Saturday, February 23, 2013

James McAvoy: Review: Macbeth starring James McAvoy, Trafalgar Studio 1, London The X-Men actor impresses with a no-holds-barred performance set in a futuristic Scottish dystopia that won't please Alex Salmond (THE INDEPENDENT)

PAUL TAYLOR

James McAvoy's Macbeth skids across the stage on his knees and chucks up violently with his head down the loo before he launches into the “If it were done, when 'tis done, then 'twere well/It were done quickly” soliloquy.

You could say that he is always the man of action even when laying bare – in incisive and pungently Scots-accented verse-speaking – the knotty nuances of his innermost fears and torments. And the actor makes that seem perfectly natural in a gripping, no-holds-barred performance that will impress fans of his work in the X-Men movies and unlock for youthful newcomers to Shakespeare some of the poetic and psychological riches of the play.   


Jamie Lloyd's production is set in the near future in a dystopian, separatist version of Scotland that is not calculated to gladden the heart of Alex Salmond. Our hero is initially a kind of Mad Mac figure in a world that, ravaged by bankruptcy and climate change, seems to have reverted to a bloody primitive tribalism. 

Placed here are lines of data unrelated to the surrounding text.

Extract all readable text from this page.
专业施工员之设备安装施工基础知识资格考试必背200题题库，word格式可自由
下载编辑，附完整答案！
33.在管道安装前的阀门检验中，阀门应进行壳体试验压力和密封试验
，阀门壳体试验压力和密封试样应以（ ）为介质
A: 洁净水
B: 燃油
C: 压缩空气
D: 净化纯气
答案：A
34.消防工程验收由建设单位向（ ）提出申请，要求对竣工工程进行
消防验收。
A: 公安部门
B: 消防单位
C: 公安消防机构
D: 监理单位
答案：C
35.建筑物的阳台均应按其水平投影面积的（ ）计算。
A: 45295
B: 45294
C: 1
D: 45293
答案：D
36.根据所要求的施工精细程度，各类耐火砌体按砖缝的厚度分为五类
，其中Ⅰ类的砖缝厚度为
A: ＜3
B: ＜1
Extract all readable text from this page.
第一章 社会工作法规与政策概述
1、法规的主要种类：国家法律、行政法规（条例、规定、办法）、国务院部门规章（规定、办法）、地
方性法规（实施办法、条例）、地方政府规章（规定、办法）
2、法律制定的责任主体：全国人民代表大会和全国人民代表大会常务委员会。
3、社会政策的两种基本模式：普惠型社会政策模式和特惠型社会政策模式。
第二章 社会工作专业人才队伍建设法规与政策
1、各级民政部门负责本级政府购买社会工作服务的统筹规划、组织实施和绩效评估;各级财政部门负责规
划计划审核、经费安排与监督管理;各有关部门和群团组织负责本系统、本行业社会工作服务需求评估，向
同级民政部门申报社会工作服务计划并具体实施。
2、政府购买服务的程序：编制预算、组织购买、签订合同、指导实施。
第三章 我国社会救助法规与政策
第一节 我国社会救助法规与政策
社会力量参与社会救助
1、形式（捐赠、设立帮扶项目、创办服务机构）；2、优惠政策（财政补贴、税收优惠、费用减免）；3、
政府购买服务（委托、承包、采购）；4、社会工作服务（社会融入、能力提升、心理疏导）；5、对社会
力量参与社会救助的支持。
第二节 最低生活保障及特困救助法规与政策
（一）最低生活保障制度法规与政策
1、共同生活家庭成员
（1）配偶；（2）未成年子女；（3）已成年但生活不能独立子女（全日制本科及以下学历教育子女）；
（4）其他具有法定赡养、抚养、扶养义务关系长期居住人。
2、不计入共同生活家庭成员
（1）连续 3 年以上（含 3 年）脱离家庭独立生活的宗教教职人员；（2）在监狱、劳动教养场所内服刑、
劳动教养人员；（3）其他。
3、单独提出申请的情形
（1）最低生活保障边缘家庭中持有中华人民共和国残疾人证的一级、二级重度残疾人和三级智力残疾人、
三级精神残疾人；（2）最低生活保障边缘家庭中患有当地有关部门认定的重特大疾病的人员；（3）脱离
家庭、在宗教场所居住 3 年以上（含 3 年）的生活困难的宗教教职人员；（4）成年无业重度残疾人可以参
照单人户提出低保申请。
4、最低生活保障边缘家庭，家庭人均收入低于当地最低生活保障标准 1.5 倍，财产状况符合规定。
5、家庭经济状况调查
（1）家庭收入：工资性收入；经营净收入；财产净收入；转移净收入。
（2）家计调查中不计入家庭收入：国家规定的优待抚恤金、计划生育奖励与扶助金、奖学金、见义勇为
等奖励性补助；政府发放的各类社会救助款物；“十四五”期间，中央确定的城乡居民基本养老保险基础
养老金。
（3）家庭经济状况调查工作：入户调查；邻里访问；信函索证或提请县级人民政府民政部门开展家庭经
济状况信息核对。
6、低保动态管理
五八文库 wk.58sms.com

This show launches the new Trafalgar Transformed season for which the main Studio 1 space has been reconfigured by Soutra Gilmour. In-yer-face immediacy has never hitherto been the strength of this venue. But in addition to pushing the stage out over the first few rows, her spectacularly grungy in-the-round design for Macbeth places some seventy seats onstage (pac-a-mac ponchos recommended) and with all the frazzled lightning and crash-bang-wallop effects, it's as though you are being pulled into a nation's nervous system as it goes haywire.